From next year, grey general waste and blue bin collections will reduce from fortnightly to four-weekly. Garden waste will also become chargeable. The changes were voted in by the administration on June 31.
A change.org petition set up days later calling for the plans to be scrapped now has more than 5,600 signatures.
During the meeting, council leader Scott Farmer (SNP) said: “These 5500 people may have signed a petition that was based on misleading information from the opposition in the first place.
“I’m very much on board with participatory democracy but we also have to make difficult decisions during challenging times and at the end of the day the waste transformation process has been going on for over two years. The indications were there in the budget options prior to it, it’s not as if it has been hidden away.”

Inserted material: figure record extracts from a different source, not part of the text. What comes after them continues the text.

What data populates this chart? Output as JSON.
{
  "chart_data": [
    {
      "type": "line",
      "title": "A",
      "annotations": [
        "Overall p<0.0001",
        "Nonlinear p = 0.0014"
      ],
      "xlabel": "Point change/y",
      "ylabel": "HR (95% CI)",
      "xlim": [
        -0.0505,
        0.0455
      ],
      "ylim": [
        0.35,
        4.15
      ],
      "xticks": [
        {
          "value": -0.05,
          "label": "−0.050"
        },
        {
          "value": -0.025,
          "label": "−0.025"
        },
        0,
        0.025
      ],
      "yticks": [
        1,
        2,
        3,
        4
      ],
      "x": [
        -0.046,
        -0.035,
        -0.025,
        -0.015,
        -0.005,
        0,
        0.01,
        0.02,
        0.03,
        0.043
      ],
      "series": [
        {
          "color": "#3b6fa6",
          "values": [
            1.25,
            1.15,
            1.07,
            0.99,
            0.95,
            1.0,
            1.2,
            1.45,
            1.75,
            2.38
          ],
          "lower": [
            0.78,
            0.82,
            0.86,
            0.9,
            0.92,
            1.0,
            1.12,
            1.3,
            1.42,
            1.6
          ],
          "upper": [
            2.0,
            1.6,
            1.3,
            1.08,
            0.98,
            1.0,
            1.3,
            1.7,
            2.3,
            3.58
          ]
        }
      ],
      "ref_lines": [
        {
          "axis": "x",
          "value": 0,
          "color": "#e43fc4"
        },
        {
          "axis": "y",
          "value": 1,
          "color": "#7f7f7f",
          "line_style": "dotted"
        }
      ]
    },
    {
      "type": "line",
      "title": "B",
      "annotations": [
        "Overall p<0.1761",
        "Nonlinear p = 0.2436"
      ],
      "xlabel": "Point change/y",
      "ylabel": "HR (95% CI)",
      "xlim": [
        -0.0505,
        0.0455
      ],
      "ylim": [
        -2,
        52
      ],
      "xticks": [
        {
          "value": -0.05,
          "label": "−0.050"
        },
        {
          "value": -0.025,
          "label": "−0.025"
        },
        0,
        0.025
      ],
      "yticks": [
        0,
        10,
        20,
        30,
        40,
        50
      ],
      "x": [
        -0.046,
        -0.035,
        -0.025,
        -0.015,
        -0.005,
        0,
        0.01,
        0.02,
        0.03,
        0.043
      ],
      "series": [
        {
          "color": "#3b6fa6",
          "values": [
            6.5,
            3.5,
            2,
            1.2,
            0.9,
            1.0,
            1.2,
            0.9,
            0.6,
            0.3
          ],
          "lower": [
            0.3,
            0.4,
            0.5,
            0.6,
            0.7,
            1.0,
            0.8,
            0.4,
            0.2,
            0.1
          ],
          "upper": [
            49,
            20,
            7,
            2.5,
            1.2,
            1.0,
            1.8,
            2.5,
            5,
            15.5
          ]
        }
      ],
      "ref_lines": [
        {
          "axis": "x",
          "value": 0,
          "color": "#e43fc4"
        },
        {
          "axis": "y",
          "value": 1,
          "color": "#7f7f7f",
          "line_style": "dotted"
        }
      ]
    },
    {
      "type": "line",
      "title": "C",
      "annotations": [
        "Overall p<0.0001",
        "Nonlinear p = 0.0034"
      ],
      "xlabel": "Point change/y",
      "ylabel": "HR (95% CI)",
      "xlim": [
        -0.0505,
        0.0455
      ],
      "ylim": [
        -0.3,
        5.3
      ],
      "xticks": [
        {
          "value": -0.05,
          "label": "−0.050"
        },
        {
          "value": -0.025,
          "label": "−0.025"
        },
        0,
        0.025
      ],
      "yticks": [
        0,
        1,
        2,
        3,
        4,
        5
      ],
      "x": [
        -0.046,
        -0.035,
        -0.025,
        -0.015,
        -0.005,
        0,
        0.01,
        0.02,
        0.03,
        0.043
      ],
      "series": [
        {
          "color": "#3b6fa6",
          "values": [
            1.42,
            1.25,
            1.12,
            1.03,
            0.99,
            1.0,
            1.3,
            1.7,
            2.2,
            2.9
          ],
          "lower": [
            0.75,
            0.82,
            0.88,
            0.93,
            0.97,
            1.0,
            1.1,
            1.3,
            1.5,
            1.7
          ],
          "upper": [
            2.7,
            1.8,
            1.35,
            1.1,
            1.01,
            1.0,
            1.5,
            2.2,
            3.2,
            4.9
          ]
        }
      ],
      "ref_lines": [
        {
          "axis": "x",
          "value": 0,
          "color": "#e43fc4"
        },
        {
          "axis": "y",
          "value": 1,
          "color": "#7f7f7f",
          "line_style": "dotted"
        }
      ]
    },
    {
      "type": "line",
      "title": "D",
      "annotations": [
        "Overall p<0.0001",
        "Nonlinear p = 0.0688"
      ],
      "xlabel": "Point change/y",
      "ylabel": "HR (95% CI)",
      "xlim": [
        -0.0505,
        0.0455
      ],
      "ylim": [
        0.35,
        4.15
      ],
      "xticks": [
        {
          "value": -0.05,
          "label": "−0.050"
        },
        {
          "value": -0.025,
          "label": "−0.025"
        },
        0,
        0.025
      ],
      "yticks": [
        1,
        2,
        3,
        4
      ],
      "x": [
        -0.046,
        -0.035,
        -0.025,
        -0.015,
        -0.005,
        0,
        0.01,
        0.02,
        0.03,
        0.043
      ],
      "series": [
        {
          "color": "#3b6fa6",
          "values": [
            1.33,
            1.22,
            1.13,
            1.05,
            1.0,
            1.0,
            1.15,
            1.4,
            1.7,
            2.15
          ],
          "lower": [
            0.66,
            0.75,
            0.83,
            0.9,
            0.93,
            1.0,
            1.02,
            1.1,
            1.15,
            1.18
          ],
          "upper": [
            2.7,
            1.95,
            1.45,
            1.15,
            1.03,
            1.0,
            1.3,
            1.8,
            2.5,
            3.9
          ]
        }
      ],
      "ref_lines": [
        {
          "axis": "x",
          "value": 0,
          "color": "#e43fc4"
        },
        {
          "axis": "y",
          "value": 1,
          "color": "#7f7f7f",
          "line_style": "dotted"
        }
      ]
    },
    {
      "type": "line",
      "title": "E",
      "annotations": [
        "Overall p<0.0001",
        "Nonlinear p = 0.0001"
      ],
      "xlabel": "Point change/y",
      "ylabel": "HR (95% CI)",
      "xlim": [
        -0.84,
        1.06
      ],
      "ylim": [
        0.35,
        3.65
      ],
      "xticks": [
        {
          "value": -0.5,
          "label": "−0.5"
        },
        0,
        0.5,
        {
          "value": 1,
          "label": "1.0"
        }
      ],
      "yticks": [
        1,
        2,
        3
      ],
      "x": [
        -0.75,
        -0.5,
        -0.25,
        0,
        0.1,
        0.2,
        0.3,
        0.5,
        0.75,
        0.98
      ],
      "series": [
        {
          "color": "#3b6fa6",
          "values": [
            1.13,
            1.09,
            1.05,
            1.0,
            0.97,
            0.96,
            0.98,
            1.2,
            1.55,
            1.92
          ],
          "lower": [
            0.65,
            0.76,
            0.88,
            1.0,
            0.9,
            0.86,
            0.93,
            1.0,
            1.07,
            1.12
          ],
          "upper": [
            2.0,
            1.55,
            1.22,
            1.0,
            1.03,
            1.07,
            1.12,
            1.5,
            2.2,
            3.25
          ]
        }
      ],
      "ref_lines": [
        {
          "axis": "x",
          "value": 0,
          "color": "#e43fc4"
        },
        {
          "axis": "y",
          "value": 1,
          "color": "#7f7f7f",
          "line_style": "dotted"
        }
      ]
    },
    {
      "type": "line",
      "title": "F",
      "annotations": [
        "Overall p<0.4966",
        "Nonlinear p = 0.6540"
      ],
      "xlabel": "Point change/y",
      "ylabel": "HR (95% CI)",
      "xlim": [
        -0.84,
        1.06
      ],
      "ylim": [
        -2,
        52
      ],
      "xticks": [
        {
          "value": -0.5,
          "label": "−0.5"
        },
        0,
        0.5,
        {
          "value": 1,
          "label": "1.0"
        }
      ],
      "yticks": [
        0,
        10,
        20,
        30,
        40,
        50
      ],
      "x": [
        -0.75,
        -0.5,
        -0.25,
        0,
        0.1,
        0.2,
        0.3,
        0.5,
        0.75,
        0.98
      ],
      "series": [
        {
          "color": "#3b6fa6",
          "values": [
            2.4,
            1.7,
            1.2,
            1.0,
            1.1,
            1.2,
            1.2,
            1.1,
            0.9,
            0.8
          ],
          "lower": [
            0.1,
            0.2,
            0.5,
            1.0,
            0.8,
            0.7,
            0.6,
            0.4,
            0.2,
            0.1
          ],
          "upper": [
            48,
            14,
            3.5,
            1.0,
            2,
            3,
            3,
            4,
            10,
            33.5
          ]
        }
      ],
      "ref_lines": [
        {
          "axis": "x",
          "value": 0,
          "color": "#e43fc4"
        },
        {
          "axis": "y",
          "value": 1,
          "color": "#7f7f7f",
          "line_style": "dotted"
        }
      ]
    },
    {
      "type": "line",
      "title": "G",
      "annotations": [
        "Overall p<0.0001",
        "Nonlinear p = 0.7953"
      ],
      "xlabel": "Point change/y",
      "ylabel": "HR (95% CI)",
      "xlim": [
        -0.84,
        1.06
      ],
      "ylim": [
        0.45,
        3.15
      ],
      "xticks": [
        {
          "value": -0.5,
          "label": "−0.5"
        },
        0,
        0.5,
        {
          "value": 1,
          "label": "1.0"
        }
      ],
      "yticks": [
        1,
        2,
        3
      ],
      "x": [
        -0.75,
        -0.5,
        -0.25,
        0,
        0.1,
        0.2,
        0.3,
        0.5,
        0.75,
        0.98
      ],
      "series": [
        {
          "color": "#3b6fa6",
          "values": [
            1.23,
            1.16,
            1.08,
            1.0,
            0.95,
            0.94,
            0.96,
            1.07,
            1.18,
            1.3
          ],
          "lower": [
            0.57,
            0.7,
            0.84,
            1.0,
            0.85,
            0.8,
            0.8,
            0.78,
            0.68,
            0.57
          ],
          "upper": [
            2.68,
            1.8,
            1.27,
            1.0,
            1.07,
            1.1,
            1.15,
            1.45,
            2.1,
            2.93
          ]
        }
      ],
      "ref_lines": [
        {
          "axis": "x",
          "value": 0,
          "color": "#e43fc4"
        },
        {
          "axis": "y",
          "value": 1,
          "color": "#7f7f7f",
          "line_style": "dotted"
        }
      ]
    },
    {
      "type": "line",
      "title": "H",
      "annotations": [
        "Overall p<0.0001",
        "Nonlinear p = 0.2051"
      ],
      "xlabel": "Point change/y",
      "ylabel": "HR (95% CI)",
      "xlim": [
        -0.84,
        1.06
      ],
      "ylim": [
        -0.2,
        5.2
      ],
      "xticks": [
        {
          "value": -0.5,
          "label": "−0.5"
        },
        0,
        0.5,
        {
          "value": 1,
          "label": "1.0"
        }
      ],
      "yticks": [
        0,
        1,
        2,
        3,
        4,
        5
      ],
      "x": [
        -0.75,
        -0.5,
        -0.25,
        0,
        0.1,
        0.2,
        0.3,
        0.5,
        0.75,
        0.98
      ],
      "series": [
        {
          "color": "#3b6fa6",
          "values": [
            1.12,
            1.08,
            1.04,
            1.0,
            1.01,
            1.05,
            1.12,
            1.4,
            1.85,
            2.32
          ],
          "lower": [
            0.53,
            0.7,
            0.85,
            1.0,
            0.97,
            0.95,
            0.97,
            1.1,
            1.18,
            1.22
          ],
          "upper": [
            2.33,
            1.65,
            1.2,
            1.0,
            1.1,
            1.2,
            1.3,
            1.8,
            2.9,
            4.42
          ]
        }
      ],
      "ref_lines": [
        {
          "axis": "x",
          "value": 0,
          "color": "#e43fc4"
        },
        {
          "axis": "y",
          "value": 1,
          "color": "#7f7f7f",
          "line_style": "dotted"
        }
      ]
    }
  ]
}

Councillor Farmer described the Tories’ motion as politically motivated and unnecessary, suggesting the waste issue was “irrelevant” in the context of the special meeting, which he argued was about process within the council.
“Ultimately we have the ability if we believe a decision was either a mistake or there was a change of circumstances within six months, to revisit that through the democratic process,” he added. “A motion coming forward in this fashion is no way to do governance.

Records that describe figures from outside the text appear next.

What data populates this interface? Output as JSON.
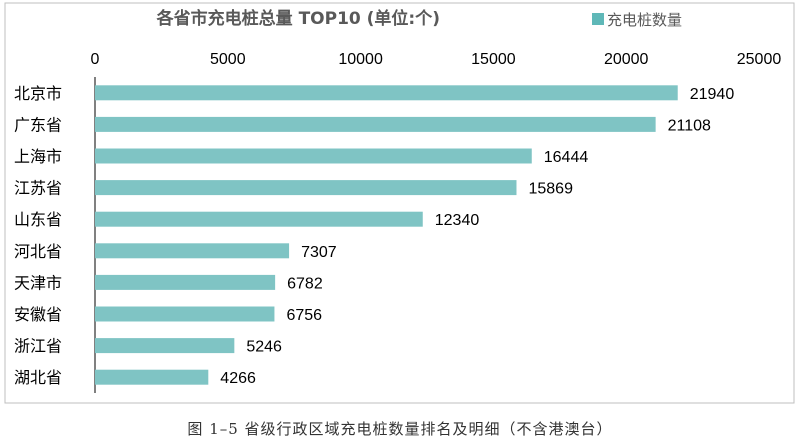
{
  "chart_data": {
    "type": "bar",
    "orientation": "horizontal",
    "title": "各省市充电桩总量  TOP10  (单位:个)",
    "legend": [
      "充电桩数量"
    ],
    "legend_position": "top-right",
    "categories": [
      "北京市",
      "广东省",
      "上海市",
      "江苏省",
      "山东省",
      "河北省",
      "天津市",
      "安徽省",
      "浙江省",
      "湖北省"
    ],
    "series": [
      {
        "name": "充电桩数量",
        "values": [
          21940,
          21108,
          16444,
          15869,
          12340,
          7307,
          6782,
          6756,
          5246,
          4266
        ],
        "color": "#7fc4c4"
      }
    ],
    "xlim": [
      0,
      25000
    ],
    "x_ticks": [
      0,
      5000,
      10000,
      15000,
      20000,
      25000
    ],
    "x_axis_position": "top",
    "grid": false,
    "xlabel": "",
    "ylabel": ""
  },
  "caption": "图 1–5 省级行政区域充电桩数量排名及明细（不含港澳台）",
  "colors": {
    "bar": "#7fc4c4",
    "legend_swatch": "#5fb8b8",
    "title": "#595959"
  }
}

“It’s quite easy for the opposition or other groups to peddle misinformation in the community and rile up misguided people to join a petition when they do not have the full facts before them.”
Depute council leader, Labour’s Danny Gibson, said “conspiracy theories” had been banded around and there had been some “ludicrous” accusations made by the Tories.

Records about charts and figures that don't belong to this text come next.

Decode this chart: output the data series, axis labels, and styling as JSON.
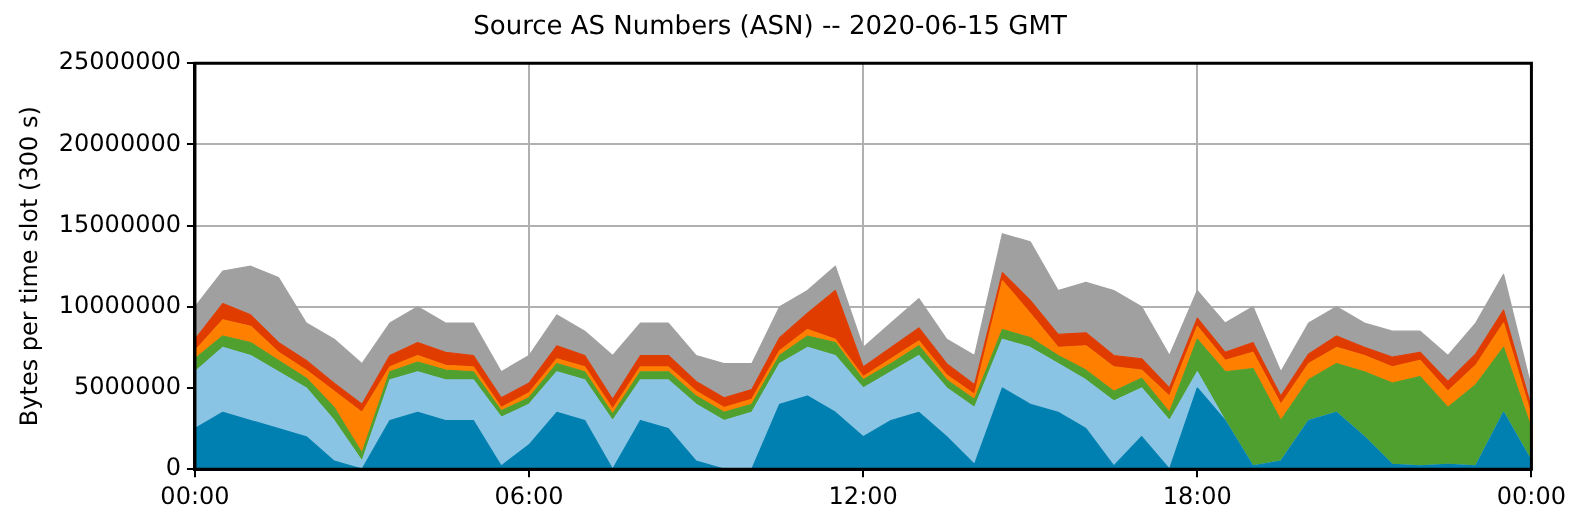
{
  "chart_data": {
    "type": "area",
    "stacked": true,
    "title": "Source AS Numbers (ASN) -- 2020-06-15 GMT",
    "ylabel": "Bytes per time slot (300 s)",
    "x": [
      0,
      0.5,
      1,
      1.5,
      2,
      2.5,
      3,
      3.5,
      4,
      4.5,
      5,
      5.5,
      6,
      6.5,
      7,
      7.5,
      8,
      8.5,
      9,
      9.5,
      10,
      10.5,
      11,
      11.5,
      12,
      12.5,
      13,
      13.5,
      14,
      14.5,
      15,
      15.5,
      16,
      16.5,
      17,
      17.5,
      18,
      18.5,
      19,
      19.5,
      20,
      20.5,
      21,
      21.5,
      22,
      22.5,
      23,
      23.5,
      24
    ],
    "xlim": [
      0,
      24
    ],
    "xticks": [
      {
        "value": 0,
        "label": "00:00"
      },
      {
        "value": 6,
        "label": "06:00"
      },
      {
        "value": 12,
        "label": "12:00"
      },
      {
        "value": 18,
        "label": "18:00"
      },
      {
        "value": 24,
        "label": "00:00"
      }
    ],
    "ylim": [
      0,
      25000000
    ],
    "yticks": [
      0,
      5000000,
      10000000,
      15000000,
      20000000,
      25000000
    ],
    "grid": true,
    "series": [
      {
        "color": "#0080b0",
        "values": [
          2500000,
          3500000,
          3000000,
          2500000,
          2000000,
          500000,
          0,
          3000000,
          3500000,
          3000000,
          3000000,
          200000,
          1500000,
          3500000,
          3000000,
          0,
          3000000,
          2500000,
          500000,
          0,
          0,
          4000000,
          4500000,
          3500000,
          2000000,
          3000000,
          3500000,
          2000000,
          300000,
          5000000,
          4000000,
          3500000,
          2500000,
          200000,
          2000000,
          0,
          5000000,
          3000000,
          200000,
          500000,
          3000000,
          3500000,
          2000000,
          300000,
          200000,
          300000,
          200000,
          3500000,
          500000
        ]
      },
      {
        "color": "#8ac4e4",
        "values": [
          3500000,
          4000000,
          4000000,
          3500000,
          3000000,
          2500000,
          500000,
          2500000,
          2500000,
          2500000,
          2500000,
          3000000,
          2500000,
          2500000,
          2500000,
          3000000,
          2500000,
          3000000,
          3500000,
          3000000,
          3500000,
          2500000,
          3000000,
          3500000,
          3000000,
          3000000,
          3500000,
          3000000,
          3500000,
          3000000,
          3500000,
          3000000,
          3000000,
          4000000,
          3000000,
          3000000,
          1000000,
          0,
          0,
          0,
          0,
          0,
          0,
          0,
          0,
          0,
          0,
          0,
          0
        ]
      },
      {
        "color": "#50a030",
        "values": [
          800000,
          700000,
          800000,
          700000,
          600000,
          800000,
          500000,
          500000,
          600000,
          600000,
          500000,
          400000,
          400000,
          500000,
          500000,
          400000,
          500000,
          500000,
          500000,
          500000,
          500000,
          500000,
          700000,
          800000,
          500000,
          500000,
          600000,
          500000,
          500000,
          600000,
          600000,
          500000,
          600000,
          600000,
          600000,
          500000,
          2000000,
          3000000,
          6000000,
          2500000,
          2500000,
          3000000,
          4000000,
          5000000,
          5500000,
          3500000,
          5000000,
          4000000,
          2000000
        ]
      },
      {
        "color": "#ff8000",
        "values": [
          500000,
          1000000,
          1000000,
          500000,
          500000,
          1000000,
          2500000,
          300000,
          400000,
          300000,
          300000,
          200000,
          300000,
          300000,
          300000,
          300000,
          300000,
          300000,
          300000,
          300000,
          300000,
          300000,
          400000,
          200000,
          200000,
          300000,
          300000,
          300000,
          300000,
          3000000,
          1500000,
          500000,
          1500000,
          1500000,
          500000,
          1000000,
          800000,
          700000,
          1000000,
          1000000,
          1000000,
          1000000,
          1000000,
          1000000,
          1000000,
          1000000,
          1200000,
          1500000,
          800000
        ]
      },
      {
        "color": "#e03c00",
        "values": [
          700000,
          1000000,
          700000,
          600000,
          600000,
          500000,
          500000,
          700000,
          800000,
          800000,
          700000,
          600000,
          600000,
          800000,
          700000,
          600000,
          700000,
          700000,
          600000,
          600000,
          600000,
          800000,
          1000000,
          3000000,
          600000,
          700000,
          800000,
          700000,
          600000,
          500000,
          800000,
          800000,
          800000,
          700000,
          700000,
          500000,
          500000,
          500000,
          600000,
          500000,
          600000,
          700000,
          500000,
          600000,
          500000,
          600000,
          700000,
          800000,
          500000
        ]
      },
      {
        "color": "#a0a0a0",
        "values": [
          2000000,
          2000000,
          3000000,
          4000000,
          2300000,
          2700000,
          2500000,
          2000000,
          2200000,
          1800000,
          2000000,
          1600000,
          1700000,
          1900000,
          1500000,
          2700000,
          2000000,
          2000000,
          1600000,
          2100000,
          1600000,
          1900000,
          1400000,
          1500000,
          1200000,
          1500000,
          1800000,
          1500000,
          1800000,
          2400000,
          3600000,
          2700000,
          3100000,
          4000000,
          3200000,
          2000000,
          1700000,
          1800000,
          2200000,
          1500000,
          1900000,
          1800000,
          1500000,
          1600000,
          1300000,
          1600000,
          1900000,
          2200000,
          1200000
        ]
      }
    ]
  }
}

He added: “The biggest con is this constant thing that we are denying the public or the petition. It doesn’t need a petition for this issue to get raised constantly. Raise it every time if you want. Knock yourself out, but please stop trying to give the public the impression we are trying to keep them out.”
Tory group leader Councillor Neil Benny, however, said: “It is not right that Councillor Farmer and Councillor Gibson hold all the power for themselves and say ‘it’s we who will say what goes and what doesn’t’.
“For them to hide behind a process and say we won’t change our processes to allow people to have their say is wrong. It allows councillors to hide behind standing orders and procedures.”
Fellow Tory councillor Bryan Flannagan said: “I am appalled at the high handed and condescending attitude of council leader Scott Farmer. How can he justify his administration’s recent actions when, in the official SNP manifesto for the last elections, he was pontificating about how much people should be involved in decision making.”